Les ventes d’armes sont tirées par les crises dans le monde, sans oublier le théâtre européen. Elles font vivre des centaines de milliers de personnes de façon directe et indirecte, tirant souvent l’économie et la recherche, dans des entreprises désormais de droit privé en France, sauf un dernier bastion dans le secteur de la maintenance aéronautique protégé coûte que coûte par un principe de sécurité, qui devrait être moins cher car garanti alors qu’il s’avère plus cher car nécessaire. En temps de paix, les ventes d’armes par les industriels français sont « interdits sauf autorisation » très contrôlée à partir de la situation risquée de chaque client et peuvent être gelés comme avec l’épisode russe, qui soulevé certaines réactions sans considération des conditions initiales. Les ventes à l’export ne sont pas seulement des succès technologiques et même financiers pour faire baisser les coûts unitaires nationaux, mais bien des actions, décisions et choix politiques. Les personnes condamnant ces activités sous le couvert de l’éthique seront souvent les mêmes qui manifesteront en cas de licenciements.

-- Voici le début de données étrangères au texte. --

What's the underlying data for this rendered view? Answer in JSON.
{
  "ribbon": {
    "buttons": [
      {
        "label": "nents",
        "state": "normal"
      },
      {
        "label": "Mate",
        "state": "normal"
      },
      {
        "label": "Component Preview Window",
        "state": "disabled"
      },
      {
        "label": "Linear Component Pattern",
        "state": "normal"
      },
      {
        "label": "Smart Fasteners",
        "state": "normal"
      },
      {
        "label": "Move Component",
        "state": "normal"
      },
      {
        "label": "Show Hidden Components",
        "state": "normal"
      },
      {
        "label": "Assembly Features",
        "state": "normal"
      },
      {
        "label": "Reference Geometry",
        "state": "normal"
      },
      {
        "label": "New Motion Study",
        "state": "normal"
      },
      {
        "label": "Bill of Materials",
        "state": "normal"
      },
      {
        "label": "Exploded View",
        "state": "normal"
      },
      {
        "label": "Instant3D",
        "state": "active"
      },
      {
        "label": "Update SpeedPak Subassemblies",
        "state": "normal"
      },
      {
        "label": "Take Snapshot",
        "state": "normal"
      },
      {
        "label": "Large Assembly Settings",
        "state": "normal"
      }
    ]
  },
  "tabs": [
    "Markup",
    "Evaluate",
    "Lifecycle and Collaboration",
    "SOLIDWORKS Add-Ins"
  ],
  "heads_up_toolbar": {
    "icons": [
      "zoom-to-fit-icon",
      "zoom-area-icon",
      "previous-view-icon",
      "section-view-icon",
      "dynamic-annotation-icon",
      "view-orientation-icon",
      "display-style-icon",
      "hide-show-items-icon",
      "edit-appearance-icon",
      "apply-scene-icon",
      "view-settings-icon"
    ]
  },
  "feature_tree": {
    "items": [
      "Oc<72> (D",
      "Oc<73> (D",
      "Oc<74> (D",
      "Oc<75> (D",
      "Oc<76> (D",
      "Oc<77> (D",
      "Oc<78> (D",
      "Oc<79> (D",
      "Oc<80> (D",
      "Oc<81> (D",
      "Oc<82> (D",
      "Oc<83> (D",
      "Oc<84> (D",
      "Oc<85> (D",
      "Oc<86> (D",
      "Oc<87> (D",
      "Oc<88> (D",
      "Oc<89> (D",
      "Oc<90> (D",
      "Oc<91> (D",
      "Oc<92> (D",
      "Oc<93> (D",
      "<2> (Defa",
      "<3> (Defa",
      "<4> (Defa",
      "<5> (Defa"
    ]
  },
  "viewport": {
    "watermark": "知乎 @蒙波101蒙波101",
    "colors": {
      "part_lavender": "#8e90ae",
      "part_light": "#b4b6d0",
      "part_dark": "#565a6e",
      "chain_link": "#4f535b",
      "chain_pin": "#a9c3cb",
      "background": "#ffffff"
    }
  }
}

Avec quelle lunettes la France doit-elle décrypter et accepter l’éthique allemande, qui ne fait pas la guerre mais la soutient industriellement et logistiquement en solidarité et qui, en matière de vente, affiche une réserve stricte sur les atteintes aux droits de l’homme inscrite dans sa constitution et non à la carte en fonction de l’intérêt stratégique ? L’harmonisation européenne en la matière est encore à consolider mais peut-être devrait elle s’abriter sous un label uni dans la diversité, avec une éthique de base et un socle commun le plus élevé soit-il, laissant néanmoins de possibles spécificités, afin de vivre et de construire en intelligence et équilibre ? Pour revenir à la santé, ne doit-il pas en être de même pour les produits chimiques dans une certaine éthique, comme pour d’ailleurs l’innovation, dont l’éthique de financement, en parfaite connaissance des risques, devrait prendre davantage de place.